Il discorso di Paky

La musica è il vero antidoto alla "barbarie" della lingua. La storia di Pasquale Schiraldi.

L’argomento della storia che ci accingiamo a raccontare è la musica. Una storia che presenta molte analogie col pluripremiato “Il discorso del re”, il film in cui un talentuoso Geoffrey Rush, nei panni di Lionel Logue, celebre logopedista, prende in cura Giorgio VI (il bravo Colin Firth), affetto da balbuzie. La musica come vero antidoto all’imbarbarimento (anche) linguistico. Questo il messaggio del film e, pure, della storia che ora vi narriamo.

Pasquale Schiraldi, in arte Paky, è un giovane ragazzo di ventun anni, nato ad Acquaviva delle Fonti, nel sud barese, e residente a Bitonto. Sin da piccolo, soffre di disfemia funzionale: un disturbo di linguaggio che, tra una parola e l’altra, gli impedisce di esprimersi in modo continuo, senza interruzioni. Una difficoltà che, tuttavia, non riesce a distoglierglio dai suoi propositi, da quella che lui stesso definisce “la mia più grande passione”.

Pasquale, infatti, per un puro caso del destino si avvicina al mondo musicale quando, a quattordici anni, segue le lezioni di chitarra dell’Accademia Modugno, sotto la guida del maestro Tommaso De Filippis. E fin da subito spicca per attitudine e il talento, tutto da coltivare.

Nel 2015 decide di affiancare allo studio della chitarra quello del canto, servendosi del prezioso ausilio di Angelica Bartolucci, una valida corista. Trascorsi alcuni anni a fare la gavetta e a studiare, Pasquale rivolge una sfida a se stesso: mostrare il proprio talento a un pubblico più ampio e variegato, uscendo dal contesto barese e allargando gli orizzonti alla ricerca del successo.

Il giovane dimostra di avere veramente a cuore la sua missione, e guarda con fiducia alla lunga strada da percorrere.

La fase successiva è la scelta di diventare cantautore, attraverso la pubblicazione di brani pop su YouTube che hanno riscosso un sorprendente successo. Il suo ultimo pezzo, intitolato “Non è la filosofia”, ha registrato più di novantamila visualizzazioni sul canale fb, da poco inaugurato. Il brano vuol essere un inno alla semplicità e alla verità, a fronte di un mondo in cui tante promesse, come quelle della politica, solo apparentemente interessanti, si rivelano, in realtà, vuote e aleatorie. Ciononostante, anzi forse proprio in ragione di questo, Paky coltiva il sacro fuoco della speranza.

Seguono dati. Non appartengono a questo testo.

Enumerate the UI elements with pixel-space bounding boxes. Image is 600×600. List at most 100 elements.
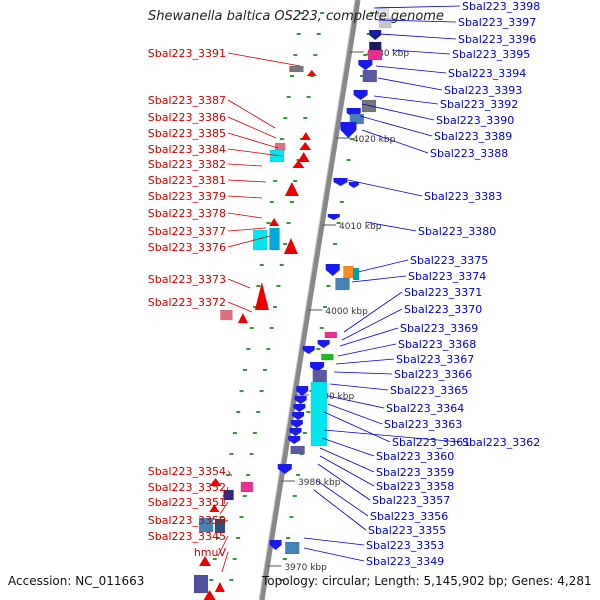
right-leader-line [379,33,457,40]
track-dot [300,12,305,14]
right-gene-label: Sbal223_3394 [448,67,526,80]
scale-label: 4020 kbp [353,135,396,145]
gene-arrow [299,142,312,150]
gene-box [324,331,338,339]
track-dot [363,54,368,56]
track-dot [349,138,354,140]
left-gene-label: Sbal223_3376 [148,241,226,254]
track-dot [296,474,301,476]
gene-box [367,49,383,61]
right-gene-label: Sbal223_3375 [410,254,488,267]
right-leader-line [317,463,371,501]
gene-arrow [348,182,359,188]
gene-arrow [353,90,368,100]
left-leader-line [227,99,276,129]
right-gene-label: Sbal223_3357 [372,494,450,507]
gene-labels: Sbal223_3391 Sbal223_3387 Sbal223_3386 Sbal… [148,0,541,568]
gene-box [369,41,382,51]
left-gene-label: hmuV [194,546,227,559]
right-leader-line [335,358,395,365]
gene-box [220,309,233,321]
right-gene-label: Sbal223_3398 [462,0,540,13]
gene-arrow [297,152,310,162]
right-leader-line [327,395,385,409]
track-dot [306,411,311,413]
track-dot [283,243,288,245]
gene-arrow [237,313,248,323]
track-dot [219,516,224,518]
right-leader-line [377,77,443,91]
track-dot [279,138,284,140]
left-leader-line [227,116,277,139]
gene-arrow [302,346,315,354]
gene-box [269,149,285,163]
right-leader-line [337,343,397,357]
right-gene-label: Sbal223_3359 [376,466,454,479]
track-dot [236,537,241,539]
gene-arrow [292,160,305,168]
track-dot [269,327,274,329]
right-gene-label: Sbal223_3374 [408,270,486,283]
track-dot [229,453,234,455]
gene-arrow [203,590,216,600]
left-leader-line [227,179,267,183]
right-leader-line [323,429,461,443]
track-dot [289,201,294,203]
left-leader-line [227,235,271,248]
track-dot [293,54,298,56]
track-dot [252,432,257,434]
left-leader-line [227,132,279,149]
gene-arrow [340,122,357,138]
gene-box [214,518,226,534]
gene-arrow [369,30,382,40]
gene-arrow [209,504,220,512]
gene-box [321,353,334,361]
track-dot [273,306,278,308]
left-leader-line [219,501,229,515]
track-dot [370,12,375,14]
left-gene-label: Sbal223_3387 [148,94,226,107]
right-gene-label: Sbal223_3370 [404,303,482,316]
left-gene-label: Sbal223_3382 [148,158,226,171]
left-leader-line [227,163,263,167]
track-dot [366,33,371,35]
left-gene-label: Sbal223_3385 [148,127,226,140]
gene-arrow [317,340,330,348]
right-gene-label: Sbal223_3388 [430,147,508,160]
right-leader-line [341,308,403,341]
track-dot [226,474,231,476]
track-dot [303,117,308,119]
left-leader-line [227,278,251,289]
right-leader-line [373,95,439,105]
track-dot [209,579,214,581]
right-leader-line [343,291,403,333]
track-dot [293,180,298,182]
track-dot [286,222,291,224]
gene-box [362,69,378,83]
gene-box [335,277,350,291]
right-gene-label: Sbal223_3368 [398,338,476,351]
track-dot [269,201,274,203]
genome-axis [259,0,361,600]
gene-arrow [300,132,311,140]
map-title: Shewanella baltica OS223, complete genom… [148,9,444,24]
right-gene-label: Sbal223_3396 [458,33,536,46]
left-leader-line [217,535,229,557]
left-leader-line [223,486,229,505]
right-gene-label: Sbal223_3393 [444,84,522,97]
track-dot [256,411,261,413]
gene-arrow [325,264,340,276]
left-gene-label: Sbal223_3391 [148,47,226,60]
track-dot [249,327,254,329]
gene-box [269,227,280,251]
right-leader-line [375,65,447,74]
gene-arrow [284,182,299,196]
right-leader-line [377,19,457,23]
gene-arrow [269,218,280,226]
track-dot [286,537,291,539]
right-leader-line [351,275,407,283]
right-gene-label: Sbal223_3355 [368,524,446,537]
gene-arrow [289,428,302,436]
track-dot [292,495,297,497]
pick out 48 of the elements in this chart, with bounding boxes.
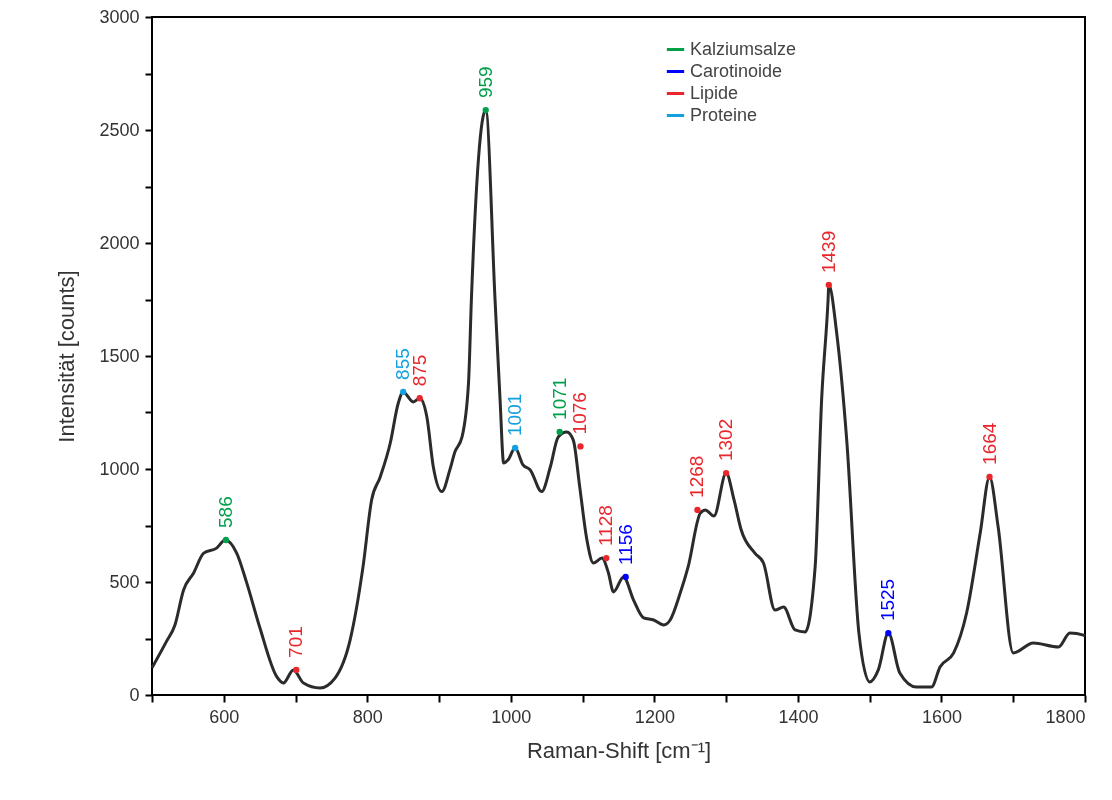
point [722, 469, 730, 477]
annotation: 1156 [614, 524, 636, 566]
x-axis-title: Raman-Shift [cm⁻¹] [526, 737, 712, 763]
x-tick-label: 1800 [1045, 706, 1086, 727]
point [986, 473, 993, 481]
legend-label: Proteine [690, 104, 758, 125]
point [222, 536, 230, 544]
legend-label: Lipide [690, 82, 739, 103]
point [622, 573, 629, 581]
annotation: 701 [285, 626, 307, 658]
point [825, 281, 832, 289]
annotation: 959 [474, 66, 496, 99]
point [416, 395, 423, 402]
point [293, 666, 300, 674]
x-tick-label: 1400 [778, 706, 819, 727]
annotation: 586 [214, 496, 236, 528]
legend-label: Carotinoide [690, 60, 783, 81]
point [694, 506, 701, 514]
y-axis-title: Intensität [counts] [54, 270, 80, 443]
annotation: 1001 [504, 393, 526, 436]
x-tick-label: 1600 [921, 706, 962, 727]
y-tick-label: 1000 [99, 458, 140, 479]
annotation: 1302 [715, 418, 737, 462]
annotation: 1128 [595, 505, 617, 547]
point [556, 428, 563, 436]
y-tick-label: 1500 [99, 345, 140, 366]
point [577, 443, 584, 450]
annotation: 1439 [817, 230, 839, 274]
x-tick-label: 600 [209, 706, 240, 727]
y-tick-label: 2500 [99, 119, 140, 140]
annotation: 1268 [686, 455, 708, 498]
y-tick-label: 500 [109, 571, 140, 592]
y-tick-label: 0 [129, 684, 140, 705]
x-tick-label: 1200 [634, 706, 675, 727]
x-tick-label: 1000 [491, 706, 532, 727]
annotation: 1071 [548, 377, 570, 420]
annotation: 1664 [978, 422, 1000, 465]
y-tick-label: 2000 [99, 232, 140, 253]
annotation: 1525 [877, 578, 899, 622]
point [482, 106, 489, 114]
point [400, 388, 407, 396]
annotation: 1076 [569, 392, 591, 435]
x-tick-label: 800 [352, 706, 383, 727]
legend-label: Kalziumsalze [690, 38, 797, 59]
y-tick-label: 3000 [99, 6, 140, 27]
point [511, 444, 519, 452]
point [603, 554, 610, 562]
point [885, 629, 892, 637]
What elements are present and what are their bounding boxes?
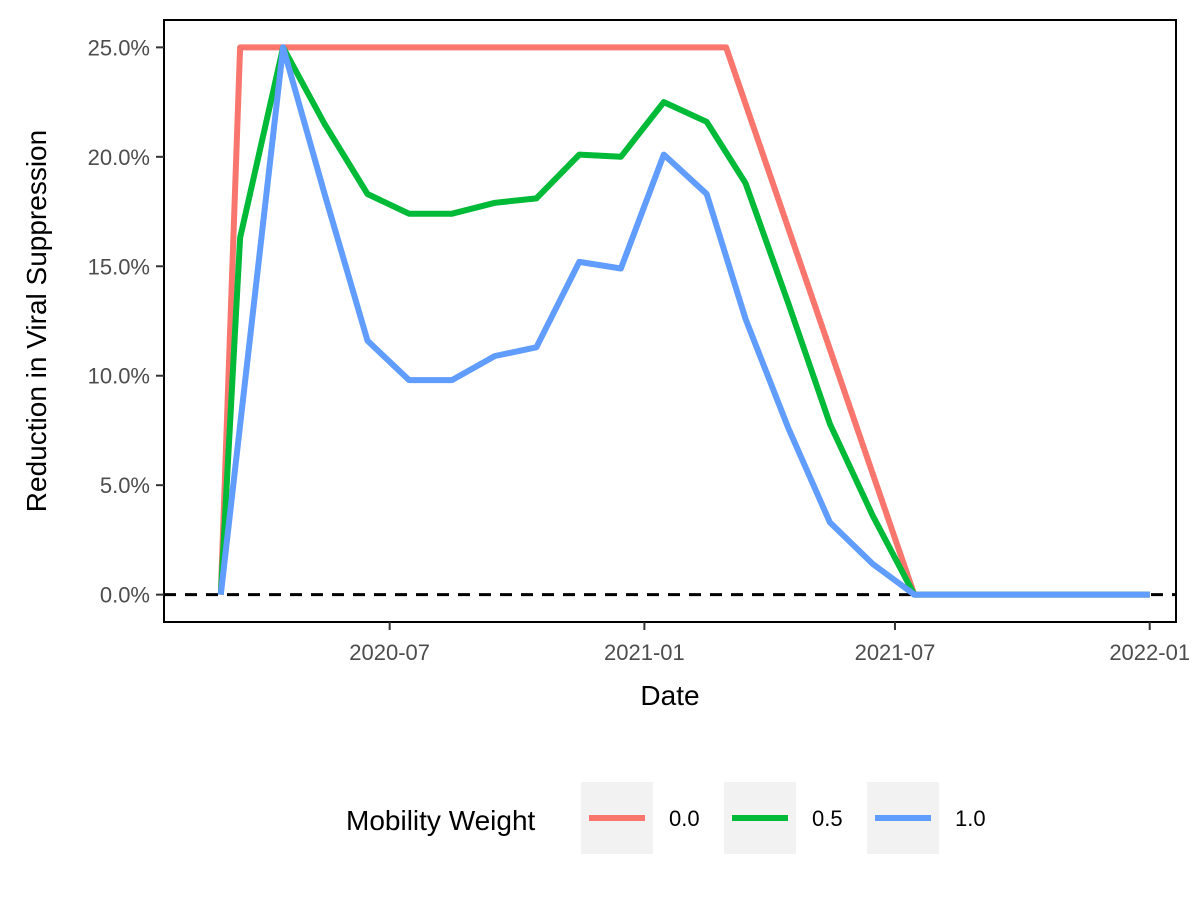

“Parole a metà”, titolo di un altro suo motivo, ripercorre tutti gli ostacoli causati dalla balbuzie, ribadendo con forza a chi non comprende la sua scelta: “io non rinuncio a dire quello che mi pare”, che è anche il tema portante del testo.

Sebbene Paky non riesca ad esprimersi chiaramente nelle conversazioni ruotinarie, la potenza del canto gli permette di entrare in completa sintonia col suo pubblico. Un altro tema, a lui molto caro, è la genuinità e la bontà del contesto rurale: “Campagnolo”, mettendo a fuoco il duro lavoro nei campi di suo padre, denuncia il progressivo affievolirsi di questi valori, in una società sempre più dominata dalla tecnica e dall’economia.

Ciò che più colpisce di questo enfant prodige è l’incrollabile volontà di superare i limiti che si frappongono al raggiungimento del suo traguardo; la capacità di rialzarsi ad ogni caduta, imparando a sfottere la cattiva sorte. Certo, la strada è ancora lunga e tutta da percorrere. Ma le occasioni non si fanno attendere: qualche settimana fa Pasquale è tornato a esibirsi col suo ultimo brano “Non è la filosofia”, accolto dagli applausi di un pubblico entusiasta. La partecipazione a un progetto sulla balbuzie a Vicenza, dove Paky ha cantato nella scuola di Torrequartesolo, conferma che la tabella di marcia è ricca di iniziative e progetti. Ferma restando la sua volontà di dedicarsi alla stesura dei pezzi, nonostante i molteplici impegni.

Se volessimo provare a riassumere in una battuta la morale che vien fuori da questa storia, potremmo dire, con le stesse parole di Paky: “Quando la vita ti sembra in salita allora è il momento di pedalare più forte”.